3. Everything, including the exact same products you might get in the United States (ie. Gap or Esprit clothing) costs twice as much. Hence the reason Colin and I arrive through Chicago customs with empty suitcases and roll back through, hardly able to lift them.
4. Certain meat products, such as pork, are just missing from some stores, because they are owned or run by Muslims. This is fine, but it does make patronizing your local shop owner difficult. Bacon? Sorry, got to visit the evil empire, Tesco.
5. Research/Travel Time: It takes a serious commitment to not just “shop” but to go out and get something specific. Here’s how it plays out.
Call shops to make sure they have what you want (includes at least four conversations with people who are either monkeys or robots): 45 minutes.
Walk to Tube: 5 minutes.
Tube to Oxford Circus: 20 minutes;
Time to walk to shop you want and find the item or items you want (average, including interacting with more monkeys and robots): 27 minutes;
Walk back to the Tube on crowded Oxford Street (avoiding tourists and rude Londoners): 15 minutes;
Tube home (barring delays): 20 minutes;
Walk home from Tube: 5 minutes.
Total time to get one item: 2 hours and 17 minutes. And that assumes you didn’t veer from your course at all. No stops into the drugstore or the shoe store or the card store or the beauty supply store or the grocery store or the top shop.

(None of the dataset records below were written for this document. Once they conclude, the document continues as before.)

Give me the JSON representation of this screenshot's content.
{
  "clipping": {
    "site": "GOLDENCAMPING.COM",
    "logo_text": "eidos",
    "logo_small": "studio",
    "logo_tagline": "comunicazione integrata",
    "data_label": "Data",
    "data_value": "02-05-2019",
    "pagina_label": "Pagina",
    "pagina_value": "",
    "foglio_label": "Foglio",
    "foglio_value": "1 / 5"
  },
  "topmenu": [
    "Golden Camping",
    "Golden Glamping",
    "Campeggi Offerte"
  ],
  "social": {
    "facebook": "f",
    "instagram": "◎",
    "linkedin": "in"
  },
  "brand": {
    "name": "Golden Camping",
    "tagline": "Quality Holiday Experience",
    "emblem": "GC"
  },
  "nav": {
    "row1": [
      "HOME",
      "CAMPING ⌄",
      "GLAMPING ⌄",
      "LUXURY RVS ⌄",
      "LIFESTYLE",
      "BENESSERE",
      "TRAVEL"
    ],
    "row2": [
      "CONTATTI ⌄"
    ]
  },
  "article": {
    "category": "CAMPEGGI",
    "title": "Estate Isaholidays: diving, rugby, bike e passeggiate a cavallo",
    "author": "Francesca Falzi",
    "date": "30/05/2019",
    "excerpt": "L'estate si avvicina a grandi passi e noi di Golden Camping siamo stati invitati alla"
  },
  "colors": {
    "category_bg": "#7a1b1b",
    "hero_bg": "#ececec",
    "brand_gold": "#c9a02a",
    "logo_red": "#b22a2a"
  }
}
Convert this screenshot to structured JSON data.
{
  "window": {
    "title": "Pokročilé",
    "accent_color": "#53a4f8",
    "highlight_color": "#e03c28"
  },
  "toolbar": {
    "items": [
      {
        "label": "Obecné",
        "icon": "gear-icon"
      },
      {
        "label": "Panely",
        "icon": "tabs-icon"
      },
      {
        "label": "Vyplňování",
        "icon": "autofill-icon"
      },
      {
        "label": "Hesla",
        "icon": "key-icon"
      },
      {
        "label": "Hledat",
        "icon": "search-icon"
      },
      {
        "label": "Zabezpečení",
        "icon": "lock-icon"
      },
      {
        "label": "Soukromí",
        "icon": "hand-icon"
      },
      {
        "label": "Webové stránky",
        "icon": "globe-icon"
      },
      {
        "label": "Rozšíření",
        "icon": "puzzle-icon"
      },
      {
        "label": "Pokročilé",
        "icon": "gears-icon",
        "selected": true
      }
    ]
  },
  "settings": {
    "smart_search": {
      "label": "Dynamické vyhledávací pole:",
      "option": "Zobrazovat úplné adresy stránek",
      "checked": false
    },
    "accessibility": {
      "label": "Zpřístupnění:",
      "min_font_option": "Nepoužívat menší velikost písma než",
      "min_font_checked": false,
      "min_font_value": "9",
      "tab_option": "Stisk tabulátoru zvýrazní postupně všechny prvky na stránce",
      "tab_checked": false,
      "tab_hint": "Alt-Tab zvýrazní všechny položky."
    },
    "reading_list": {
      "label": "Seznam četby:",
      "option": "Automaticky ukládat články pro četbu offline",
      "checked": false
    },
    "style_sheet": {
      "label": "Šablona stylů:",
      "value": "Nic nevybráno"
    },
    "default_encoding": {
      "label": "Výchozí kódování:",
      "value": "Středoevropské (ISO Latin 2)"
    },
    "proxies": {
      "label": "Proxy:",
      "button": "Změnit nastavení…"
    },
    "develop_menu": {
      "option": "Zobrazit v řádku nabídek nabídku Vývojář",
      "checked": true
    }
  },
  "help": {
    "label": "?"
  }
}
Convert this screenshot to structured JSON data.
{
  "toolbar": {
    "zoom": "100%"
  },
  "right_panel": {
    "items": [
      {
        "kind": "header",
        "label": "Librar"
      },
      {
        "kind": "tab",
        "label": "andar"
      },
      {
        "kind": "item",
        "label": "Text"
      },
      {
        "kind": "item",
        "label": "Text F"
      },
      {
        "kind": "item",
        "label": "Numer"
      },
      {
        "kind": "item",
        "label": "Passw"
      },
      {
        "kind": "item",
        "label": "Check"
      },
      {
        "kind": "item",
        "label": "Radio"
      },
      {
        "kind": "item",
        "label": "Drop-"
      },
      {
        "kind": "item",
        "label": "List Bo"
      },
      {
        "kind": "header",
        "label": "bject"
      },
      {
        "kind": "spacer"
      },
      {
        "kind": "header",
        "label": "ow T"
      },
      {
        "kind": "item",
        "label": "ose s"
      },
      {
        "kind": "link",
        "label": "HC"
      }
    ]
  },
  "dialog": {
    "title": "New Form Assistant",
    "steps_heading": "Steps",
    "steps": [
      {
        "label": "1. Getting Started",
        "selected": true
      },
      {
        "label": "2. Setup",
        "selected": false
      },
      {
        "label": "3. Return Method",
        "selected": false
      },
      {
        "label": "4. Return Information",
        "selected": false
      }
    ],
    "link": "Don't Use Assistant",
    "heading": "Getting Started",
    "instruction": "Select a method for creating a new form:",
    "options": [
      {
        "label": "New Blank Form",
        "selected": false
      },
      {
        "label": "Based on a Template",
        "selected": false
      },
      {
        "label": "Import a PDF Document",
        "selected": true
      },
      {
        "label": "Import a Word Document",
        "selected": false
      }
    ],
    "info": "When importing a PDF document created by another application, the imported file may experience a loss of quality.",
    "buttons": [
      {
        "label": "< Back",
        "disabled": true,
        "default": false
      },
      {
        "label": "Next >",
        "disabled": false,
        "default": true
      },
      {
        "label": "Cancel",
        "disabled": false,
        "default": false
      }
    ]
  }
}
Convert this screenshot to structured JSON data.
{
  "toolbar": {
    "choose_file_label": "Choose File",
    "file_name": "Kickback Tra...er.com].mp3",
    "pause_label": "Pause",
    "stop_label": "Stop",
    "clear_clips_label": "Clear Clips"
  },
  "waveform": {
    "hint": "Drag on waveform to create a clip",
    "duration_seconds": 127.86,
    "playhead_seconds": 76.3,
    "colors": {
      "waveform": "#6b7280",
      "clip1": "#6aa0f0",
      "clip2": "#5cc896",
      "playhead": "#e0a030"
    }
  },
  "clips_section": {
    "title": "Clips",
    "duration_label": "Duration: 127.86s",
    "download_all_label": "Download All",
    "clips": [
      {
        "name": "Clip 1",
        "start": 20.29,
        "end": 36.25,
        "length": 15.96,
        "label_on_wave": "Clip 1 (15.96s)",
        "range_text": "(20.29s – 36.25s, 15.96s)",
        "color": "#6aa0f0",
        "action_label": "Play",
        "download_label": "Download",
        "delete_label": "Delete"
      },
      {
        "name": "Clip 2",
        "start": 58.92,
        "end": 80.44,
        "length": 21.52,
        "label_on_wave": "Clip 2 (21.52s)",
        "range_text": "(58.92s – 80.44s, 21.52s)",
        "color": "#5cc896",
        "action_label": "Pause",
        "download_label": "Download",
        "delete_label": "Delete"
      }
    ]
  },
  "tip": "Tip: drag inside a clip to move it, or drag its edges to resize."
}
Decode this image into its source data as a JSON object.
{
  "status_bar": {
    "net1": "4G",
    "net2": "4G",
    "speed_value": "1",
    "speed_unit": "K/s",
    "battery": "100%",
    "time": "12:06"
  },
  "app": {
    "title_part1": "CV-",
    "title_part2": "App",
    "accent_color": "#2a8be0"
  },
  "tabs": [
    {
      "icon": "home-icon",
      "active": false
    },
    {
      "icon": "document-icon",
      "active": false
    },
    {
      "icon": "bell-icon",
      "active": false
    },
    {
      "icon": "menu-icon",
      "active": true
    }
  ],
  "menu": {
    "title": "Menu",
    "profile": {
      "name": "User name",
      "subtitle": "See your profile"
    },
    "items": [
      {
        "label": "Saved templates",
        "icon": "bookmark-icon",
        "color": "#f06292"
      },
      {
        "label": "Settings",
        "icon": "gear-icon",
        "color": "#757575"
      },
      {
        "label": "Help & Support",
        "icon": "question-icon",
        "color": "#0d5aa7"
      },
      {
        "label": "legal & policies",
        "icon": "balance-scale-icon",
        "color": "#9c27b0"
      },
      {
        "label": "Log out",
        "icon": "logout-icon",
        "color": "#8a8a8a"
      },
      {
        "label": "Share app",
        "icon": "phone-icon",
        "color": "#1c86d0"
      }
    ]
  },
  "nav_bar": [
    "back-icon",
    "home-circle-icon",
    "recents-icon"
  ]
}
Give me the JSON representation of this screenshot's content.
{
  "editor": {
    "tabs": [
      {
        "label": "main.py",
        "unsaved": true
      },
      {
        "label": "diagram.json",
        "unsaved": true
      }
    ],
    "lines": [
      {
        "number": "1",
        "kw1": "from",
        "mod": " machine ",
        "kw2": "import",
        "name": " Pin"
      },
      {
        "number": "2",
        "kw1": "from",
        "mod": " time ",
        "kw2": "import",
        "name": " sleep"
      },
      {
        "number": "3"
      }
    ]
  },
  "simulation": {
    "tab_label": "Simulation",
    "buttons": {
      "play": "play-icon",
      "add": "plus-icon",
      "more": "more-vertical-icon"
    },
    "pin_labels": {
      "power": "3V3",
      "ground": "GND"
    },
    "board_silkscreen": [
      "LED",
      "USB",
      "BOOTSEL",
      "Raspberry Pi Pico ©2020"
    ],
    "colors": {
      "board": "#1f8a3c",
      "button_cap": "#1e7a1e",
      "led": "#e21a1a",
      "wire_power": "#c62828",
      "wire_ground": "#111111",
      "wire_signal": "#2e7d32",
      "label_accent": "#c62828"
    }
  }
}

As for the bathmat, well, there are solutions.
- I could order one online, which is rapidly becoming the shopping outlet of choice for us. However, I have vowed that this bathmat will not make the journey to our new flat, and time is running short
- I could make the trek to John Lewis and spend £30 on one ($55.47) but I just can’t do it. I’ll use a towel for now
- I could take the LONG bus ride to IKEA (1 hour and ten minutes each way) but I can’t get up the energy.
- I may get lucky and have a friend buy one at Target and bring it back for me. That is, IF she has enough room in her suitcase, packed in around her OWN purchases.
Until then, moldy-old-faithful will have to suck up the limescaled waters for a little while longer.